If, for example, a teacher is struck by how stupid he feels after talking with a student, he could wonder if the student might actually feel stupid herself. If so, what can the teacher do to address that insecurity in the student? The move the teacher makes based on this hypothesis could turn a resistant student into a much more willing learner AND relieve the teacher of an emotion that wasn’t his in the first place.

What’s going on in the relationship. Emotions can seem like private experiences, but, in fact, they emerge from relationships. Sometimes they are vestiges of old relationships, as when a feeling — say, shame — that seems inappropriate in the present context nonetheless overtakes you. When that happens, chances are good that there’s something about the present situation that reminds you (usually unconsciously) of influential past relationships. Your unexamined emotions and actions can replicate those old relationships automatically, for better and for worse.

A lot of the time, though, emotions are associated with what is going on relationally right here and now. Are you anxious about a student’s tanking grade? Are you frustrated by a student’s passivity? Does a student’s chronic whining make your skin crawl? Such feelings point to the varied and very interesting ways in which people — parent-child, teacher-student, parent-teacher — fit with each other in relationship. Attending to emotions can help illuminate the workings, or dynamics, of these relationships. Attending to the dynamics of relationships can lead to ideas about how to make the relationships better. And in a classroom, where learning depends on relationships, knowing how to make relationships better is a crucial skill.

All this to say: Absolutely. Teachers should want to not feel. It’s hard to feel.

But, gosh DARN it, feeling is crucial.

“Psychologizing” the Classroom

grit photo“Psychologizing,” or taking the psychological point of view, is helpful in domestic policy and in the classroom.

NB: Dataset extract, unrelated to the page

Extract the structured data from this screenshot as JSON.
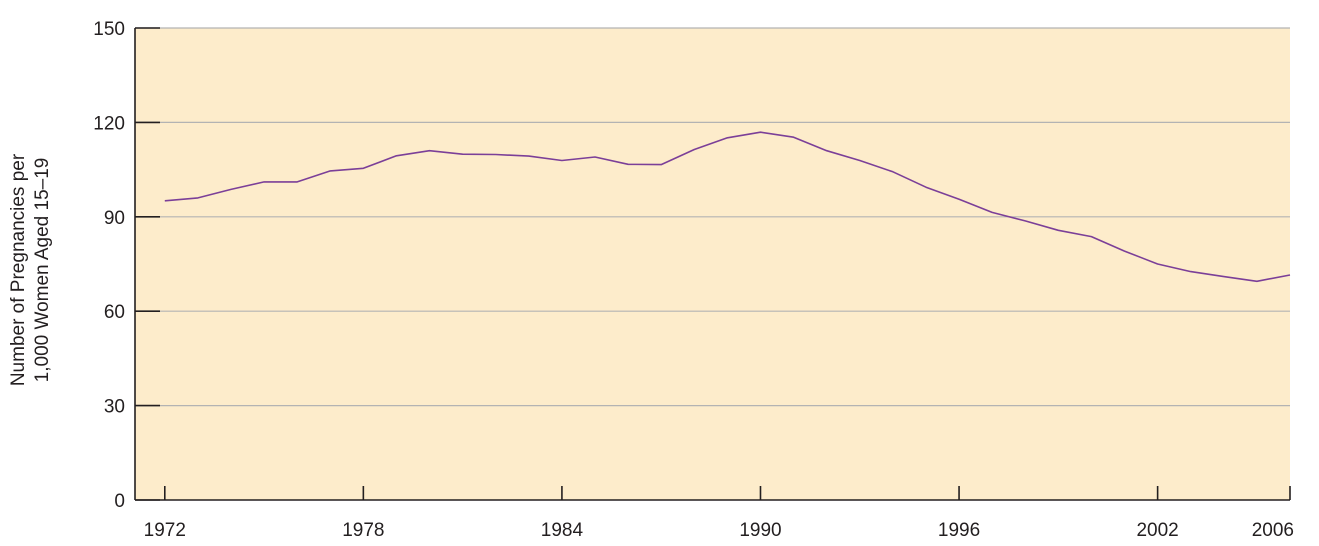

Paul Tough, author of How Children Succeed: Grit, Curiosity, and the Hidden Power of Character, is interviewed in the podcast from “This American Life” that I recommended last week. He’s also mentioned in a recent New York times op ed by David Brooks. I haven’t read Tough’s book yet, but the things that are being said about it are interesting and well worth considering.

I applaud what Brooks calls “the psychologizing of domestic policy,” as I know how fundamental psychic structure is to all behavior and relationships, whether at home, in school, in Congress, in the board room, or in negotiations between countries. We are structured to behave the way we behave, and early trauma, as Brooks (and Tough) point out, can affect that behavior into and through adulthood. Attention to students’ psychic structures — to the ways they relate to each other, to teachers, and to content — is absolutely critical to helping them learn and grow.

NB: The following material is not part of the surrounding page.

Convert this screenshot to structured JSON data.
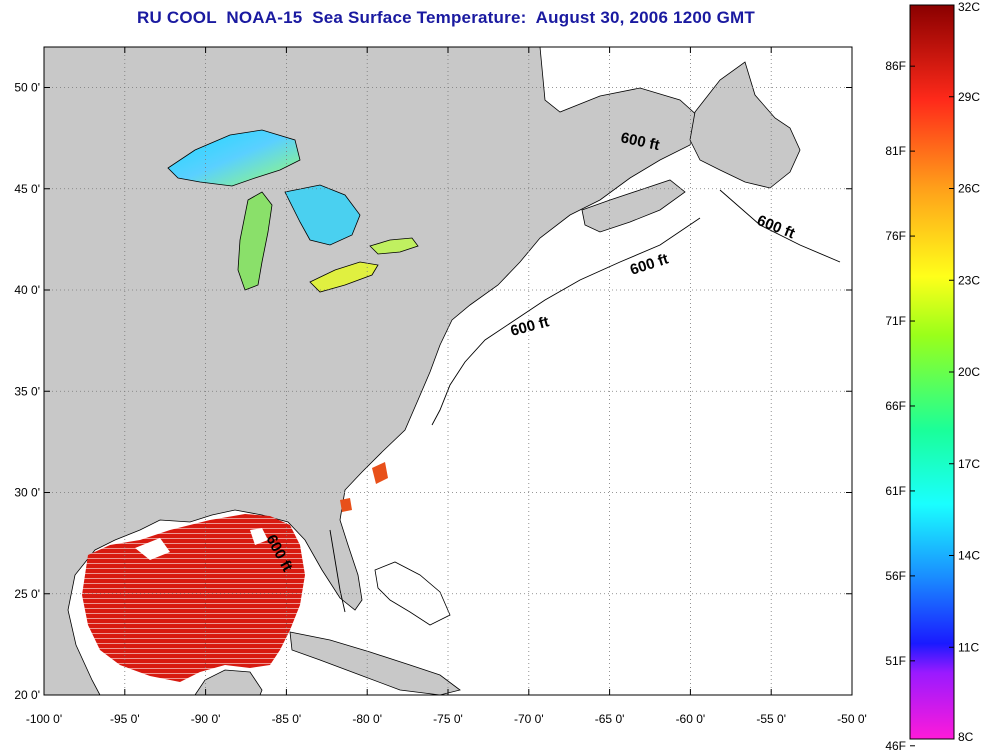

But teachers deserve and need that attention, too. Some teachers have experienced childhood trauma. Some teachers struggle with dysfunction, addiction, mental illness. Virtually all teachers, at one time or another, are weighed down by stress. That is, teachers are human, too.

So attention to teachers‘ psychic structures — to the ways they relate to each other, to students, to parents, to content — is also absolutely critical if they are going to be able to help students learn and grow.

Absolutely: Let’s support students in overcoming the psychological obstacles that keep them from succeeding in school and later in life. And, because this work can be difficult and draining, let’s support teachers in supporting their students. Let’s psychologize the classroom.